There had been a "miscommunication," an official at the school put it - one that would leave the Adamses having to come up with $60,000 or so to pay for Delina's Albright education.

Chanell Bates, Mastery's director of postsecondary initiatives, told them they hadn't shown enough financial need, based on federal forms they submitted.

Bates, they said, told them their expected family contribution, or EFC, was $64,000.

The girl's parents were dumbfounded. Neither parent has a college degree, and neither of their older children went to college, so the financial-aid application process was unfamiliar to them.

Together, the Adamses have a nice income - more than $100,000 a year. Othed Adams works in human resources for the First Judicial District of Philadelphia, and her husband manages 13 people at Pragmatics Inc., where he rose from file clerk.

They drove home, and Delina's mother broke the news to her.

"It hurt" Delina said.

Delina has been at Mastery's Lenfest campus in Old City since seventh grade and has a thick stack of awards to show for it.
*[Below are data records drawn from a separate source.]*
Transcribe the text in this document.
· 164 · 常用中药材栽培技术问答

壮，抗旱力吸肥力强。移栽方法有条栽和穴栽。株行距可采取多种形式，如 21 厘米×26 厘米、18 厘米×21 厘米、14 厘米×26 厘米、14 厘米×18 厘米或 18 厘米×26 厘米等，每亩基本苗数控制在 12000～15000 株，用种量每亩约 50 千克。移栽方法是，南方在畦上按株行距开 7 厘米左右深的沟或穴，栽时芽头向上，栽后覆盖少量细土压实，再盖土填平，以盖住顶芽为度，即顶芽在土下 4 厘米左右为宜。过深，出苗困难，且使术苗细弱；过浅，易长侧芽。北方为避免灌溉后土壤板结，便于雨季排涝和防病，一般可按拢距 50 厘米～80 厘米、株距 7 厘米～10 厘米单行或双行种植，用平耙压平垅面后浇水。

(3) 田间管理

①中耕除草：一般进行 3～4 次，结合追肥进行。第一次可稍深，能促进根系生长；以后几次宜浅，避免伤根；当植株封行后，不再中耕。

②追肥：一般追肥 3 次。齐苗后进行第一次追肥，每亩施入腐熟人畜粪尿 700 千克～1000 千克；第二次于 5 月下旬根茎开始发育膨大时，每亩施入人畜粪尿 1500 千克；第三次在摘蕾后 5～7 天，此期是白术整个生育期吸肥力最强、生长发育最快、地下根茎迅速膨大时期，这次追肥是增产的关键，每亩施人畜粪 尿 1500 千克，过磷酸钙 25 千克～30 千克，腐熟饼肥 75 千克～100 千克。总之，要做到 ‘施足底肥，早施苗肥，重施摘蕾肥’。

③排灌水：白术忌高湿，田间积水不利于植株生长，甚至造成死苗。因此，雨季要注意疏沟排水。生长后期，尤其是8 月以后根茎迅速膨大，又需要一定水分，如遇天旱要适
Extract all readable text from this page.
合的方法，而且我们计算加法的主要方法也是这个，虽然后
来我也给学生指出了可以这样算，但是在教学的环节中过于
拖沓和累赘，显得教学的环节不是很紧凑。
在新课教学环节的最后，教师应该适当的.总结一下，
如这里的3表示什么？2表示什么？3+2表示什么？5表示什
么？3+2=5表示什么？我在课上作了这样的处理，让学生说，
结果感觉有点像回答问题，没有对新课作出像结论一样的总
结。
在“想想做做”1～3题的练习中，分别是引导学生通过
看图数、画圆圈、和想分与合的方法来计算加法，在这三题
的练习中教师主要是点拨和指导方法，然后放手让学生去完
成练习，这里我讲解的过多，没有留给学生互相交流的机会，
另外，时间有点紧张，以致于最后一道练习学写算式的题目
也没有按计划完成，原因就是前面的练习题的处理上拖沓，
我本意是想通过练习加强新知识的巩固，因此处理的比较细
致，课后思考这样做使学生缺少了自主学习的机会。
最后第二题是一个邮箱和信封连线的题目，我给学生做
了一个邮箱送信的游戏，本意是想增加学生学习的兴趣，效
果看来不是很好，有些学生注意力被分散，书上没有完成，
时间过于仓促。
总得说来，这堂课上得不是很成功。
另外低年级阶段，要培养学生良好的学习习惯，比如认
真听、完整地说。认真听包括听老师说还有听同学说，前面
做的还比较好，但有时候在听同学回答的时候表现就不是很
She was the starting point guard on the basketball team, part of the National Honor Society, a member of the student government, and a Student Ambassador for Lenfest.

She graduated Friday with a 3.76 GPA. Her family loves Mastery.

Mastery officials told her financial-aid packages are up to the colleges. Mastery's role in its partnership with Albright and several other schools is introducing students to the colleges and later providing mentoring and other forms of assistance to help with the transition to college.

The letter Mastery sent out to all winners was meant to represent the type of aid that Affinity students could get, officials said.

They also said Delina's situation had been a learning experience for them. The program is in its second year.

In the future, they said, they will try to more clearly reflect the financial benefits of being an Affinity Scholar, and how a family's financial position can affect those benefits.

Tuition, room, board, and additional fees add up to $48,620 for the 2014-15 school year at Albright, whose officials say they never agreed to a 90 percent discount.

The college awarded Delina a $33,173 package, which includes a $17,500 annual Provost Scholarship and $5,500 in Stafford loans, which have low fixed interest rates.

Delina will still attend Albright - she's already gotten workout plans for the women's basketball team - which she plans to walk onto - not to mention the T-shirts. But her family isn't exactly sure how they'll finance the more than $15,000 they're left to pay this year.

"It gave her a false sense of comfort, going to college and being a little less in debt," Othed Adams said.